- CMA CGM will charge shippers requiring carrier haulage services an emergency intermodal surcharge (EIS) beginning March 16, 2018, according to an advisory emailed to Supply Chain Dive.
- The purpose of the surcharge is to offset escalating costs, which CMA CGM attributes to truck driver shortages and the electronic logging device (ELD) mandate. "We are facing significant issues in locating draymen to execute our work orders, resulting in delayed pick-ups and deliveries, as well as significant cost increases," the advisory stated.
- CMA CGM will charge a fee of $300 per container in Chicago; Houston; Savannah, Georgia; Memphis, Tennessee and Columbus, Ohio.
Although the ELD mandate is designed to make trucking safer for drivers, the regulation first spooked the trucking industry, and now ocean freight.

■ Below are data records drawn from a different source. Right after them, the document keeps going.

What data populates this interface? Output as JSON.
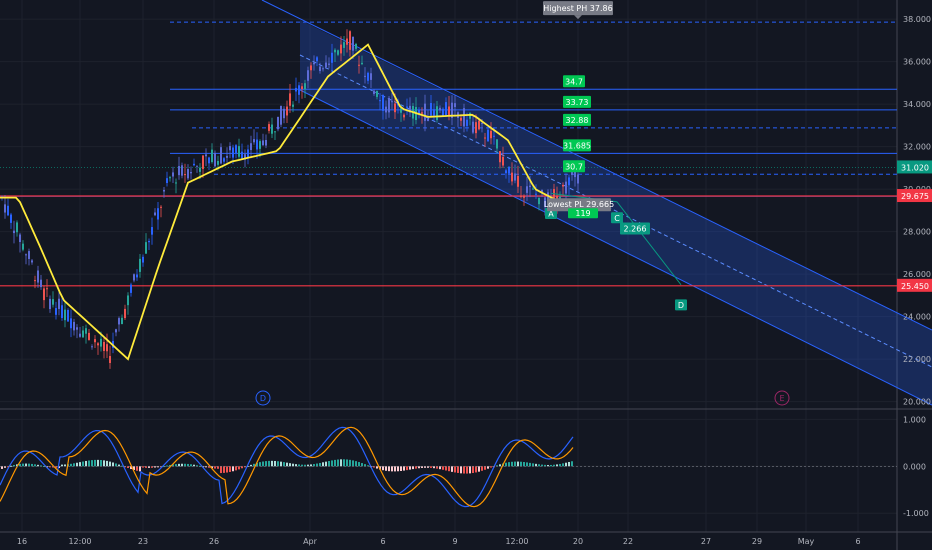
{
  "price_axis": {
    "ticks": [
      "38.000",
      "36.000",
      "34.000",
      "32.000",
      "30.000",
      "28.000",
      "26.000",
      "24.000",
      "22.000",
      "20.000"
    ],
    "badges": [
      {
        "value": "31.020",
        "color": "#089981"
      },
      {
        "value": "29.675",
        "color": "#f23645"
      },
      {
        "value": "25.450",
        "color": "#f23645"
      }
    ]
  },
  "osc_axis": {
    "ticks": [
      "1.000",
      "0.000",
      "-1.000"
    ]
  },
  "time_axis": {
    "ticks": [
      "16",
      "12:00",
      "23",
      "26",
      "Apr",
      "6",
      "9",
      "12:00",
      "20",
      "22",
      "27",
      "29",
      "May",
      "6"
    ]
  },
  "chart_data": [
    {
      "type": "line",
      "name": "price",
      "ylim": [
        19.7,
        38.9
      ],
      "levels": [
        {
          "value": 37.86,
          "label": "Highest PH 37.86",
          "style": "dashed",
          "color": "#2962ff"
        },
        {
          "value": 34.7,
          "label": "34.7",
          "style": "solid",
          "color": "#2962ff"
        },
        {
          "value": 33.73,
          "label": "33.73",
          "style": "solid",
          "color": "#2962ff"
        },
        {
          "value": 32.88,
          "label": "32.88",
          "style": "dashed",
          "color": "#2962ff"
        },
        {
          "value": 31.685,
          "label": "31.685",
          "style": "solid",
          "color": "#2962ff"
        },
        {
          "value": 30.7,
          "label": "30.7",
          "style": "dashed",
          "color": "#2962ff"
        },
        {
          "value": 29.665,
          "label": "Lowest PL 29.665",
          "style": "solid",
          "color": "#2962ff"
        },
        {
          "value": 29.675,
          "label": "29.675",
          "style": "solid",
          "color": "#f23645"
        },
        {
          "value": 25.45,
          "label": "25.450",
          "style": "solid",
          "color": "#f23645"
        }
      ],
      "pattern_points": [
        {
          "label": "A",
          "price": 29.3
        },
        {
          "label": "C",
          "price": 29.1
        },
        {
          "label": "D",
          "price": 25.0
        }
      ],
      "pattern_ratio": "2.266",
      "obscured_label": "119",
      "markers": [
        {
          "label": "D"
        },
        {
          "label": "E"
        }
      ],
      "ma_color": "#ffeb3b"
    },
    {
      "type": "line",
      "name": "oscillator",
      "ylim": [
        -1.4,
        1.2
      ],
      "ticks": [
        1.0,
        0.0,
        -1.0
      ]
    }
  ]
}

On routes with intermodal transport, trucking capacity issues have permeated ocean shipping, reaching what CMA CGM described as "an unsustainable level."
The mandate and driver shortage create a domino effect: a trucker driving alone can only work so many hours in a day, potentially leading to delays. If a truck is delayed, a ship waiting to be unloaded may sit at a port longer than needed. That can lead to other ships being delayed, as they wait for available space to dock at the port.
To cover costs associated with such delays, CMA CGM will levy a fee against shippers, which isn't necessarily an unusual move. Carriers are known to impose fees for a variety of reasons, whether for cancellations, peak seasons or high fuel prices.
What is telling about the EIS isn't so much the intermodal surcharge — it's the word "emergency." It shows CMA CGM views problems with trucking capacity as a deep crisis for freight modes already grappling with rising demand.
CMA CGM appears to be the first shipping line to implement a surcharge related to intermodal freight. With ocean freight competition high, it's likely only a matter of time before other carriers begin to follow suit.